Am Standort Hameln deckt man zwei Fertigungstechniken ab. Zum Beispiel die klassische Webwarenproduktion, eine Technologie, die schon vor Christus nach identischem Prinzip praktiziert wurde und für außergewöhnliche Langlebigkeit und Qualität steht; in der gewerblichen Anwendung halten die Teppiche oftmals länger als 30 Jahre und werden dann meistens nur ausgetauscht, weil die Farbe nicht mehr gefällt.

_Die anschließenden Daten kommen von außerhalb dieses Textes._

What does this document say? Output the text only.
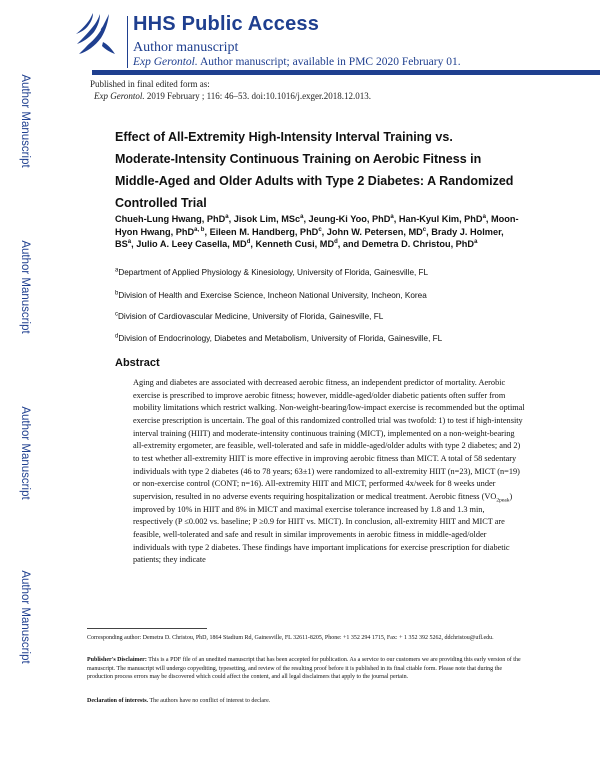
HHS Public Access
Author manuscript
Exp Gerontol. Author manuscript; available in PMC 2020 February 01.
Author Manuscript
Author Manuscript
Author Manuscript
Author Manuscript
Published in final edited form as:
Exp Gerontol. 2019 February ; 116: 46–53. doi:10.1016/j.exger.2018.12.013.
Effect of All-Extremity High-Intensity Interval Training vs. Moderate-Intensity Continuous Training on Aerobic Fitness in Middle-Aged and Older Adults with Type 2 Diabetes: A Randomized Controlled Trial
Chueh-Lung Hwang, PhD$^a$, Jisok Lim, MSc$^a$, Jeung-Ki Yoo, PhD$^a$, Han-Kyul Kim, PhD$^a$, Moon-Hyon Hwang, PhD$^{a, b}$, Eileen M. Handberg, PhD$^c$, John W. Petersen, $MD^c$, Brady J. Holmer, $BS^a$, Julio A. Leey Casella, $MD^d$, Kenneth Cusi, $MD^d$, and Demetra D. Christou, PhD$^a$
$^a$Department of Applied Physiology & Kinesiology, University of Florida, Gainesville, FL
$^b$Division of Health and Exercise Science, Incheon National University, Incheon, Korea
$^c$Division of Cardiovascular Medicine, University of Florida, Gainesville, FL
$^d$Division of Endocrinology, Diabetes and Metabolism, University of Florida, Gainesville, FL
Abstract
Aging and diabetes are associated with decreased aerobic fitness, an independent predictor of mortality. Aerobic exercise is prescribed to improve aerobic fitness; however, middle-aged/older diabetic patients often suffer from mobility limitations which restrict walking. Non-weight-bearing/low-impact exercise is recommended but the optimal exercise prescription is uncertain. The goal of this randomized controlled trial was twofold: 1) to test if high-intensity interval training (HIIT) and moderate-intensity continuous training (MICT), implemented on a non-weight-bearing all-extremity ergometer, are feasible, well-tolerated and safe in middle-aged/older adults with type 2 diabetes; and 2) to test whether all-extremity HIIT is more effective in improving aerobic fitness than MICT. A total of 58 sedentary individuals with type 2 diabetes (46 to 78 years; 63±1) were randomized to all-extremity HIIT (n=23), MICT (n=19) or non-exercise control (CONT; n=16). All-extremity HIIT and MICT, performed 4x/week for 8 weeks under supervision, resulted in no adverse events requiring hospitalization or medical treatment. Aerobic fitness $(VO_{2peak})$ improved by 10% in HIIT and 8% in MICT and maximal exercise tolerance increased by 1.8 and 1.3 min, respectively (P ≤0.002 vs. baseline; P ≥0.9 for HIIT vs. MICT). In conclusion, all-extremity HIIT and MICT are feasible, well-tolerated and safe and result in similar improvements in aerobic fitness in middle-aged/older individuals with type 2 diabetes. These findings have important implications for exercise prescription for diabetic patients; they indicate
Corresponding author: Demetra D. Christou, PhD, 1864 Stadium Rd, Gainesville, FL 32611-8205, Phone: +1 352 294 1715, Fax: + 1 352 392 5262, ddchristou@ufl.edu.
Publisher's Disclaimer: This is a PDF file of an unedited manuscript that has been accepted for publication. As a service to our customers we are providing this early version of the manuscript. The manuscript will undergo copyediting, typesetting, and review of the resulting proof before it is published in its final citable form. Please note that during the production process errors may be discovered which could affect the content, and all legal disclaimers that apply to the journal pertain.
Declaration of interests. The authors have no conflict of interest to declare.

„In Deutschland gibt es nur noch zwei Unternehmen, die so etwas herstellen“, so Martin Multhaupt. „Aufgrund des entsprechend hohen Preises ist der Anteil am Markt nur sehr klein.“ Daneben arbeitet das Unternehmen mit dem Tufting, einer Ende der 1950er-Jahre in den USA entwickelten Technologie, bei der ähnlich dem Nähmaschinenprinzip ein synthetisches Trägergewebe schlingenförmig eingestochen wird. Großen Raum nimmt nicht zuletzt die Verarbeitung recycelter Materialien ein, beispielsweise von Garn aus alten Fischernetzen. Nachdem die im Meer gesammelten Netze geschreddert wurden, können aus den Kleinteilen wieder Garne in Originalqualität hergestellt werden. Bereits seit den 1990er-Jahren ist das Thema Nachhaltigkeit fester Bestandsteil der Unternehmensphilosophie. Daran wird sich auch künftig nichts ändern. Eine weitere Herausforderung wird die Internationalisierung in den Kernmärkten Europas sein sowie die Entwicklung der „richtigen Produkte für die richtigen Marktsegmente“, wie Martin Multhaupt erklärt. Auf jeden Fall wird man in Hameln auch künftig auf dem Teppich bleiben – auch wenn die Teppiche das Zeug zum Höhenflug haben.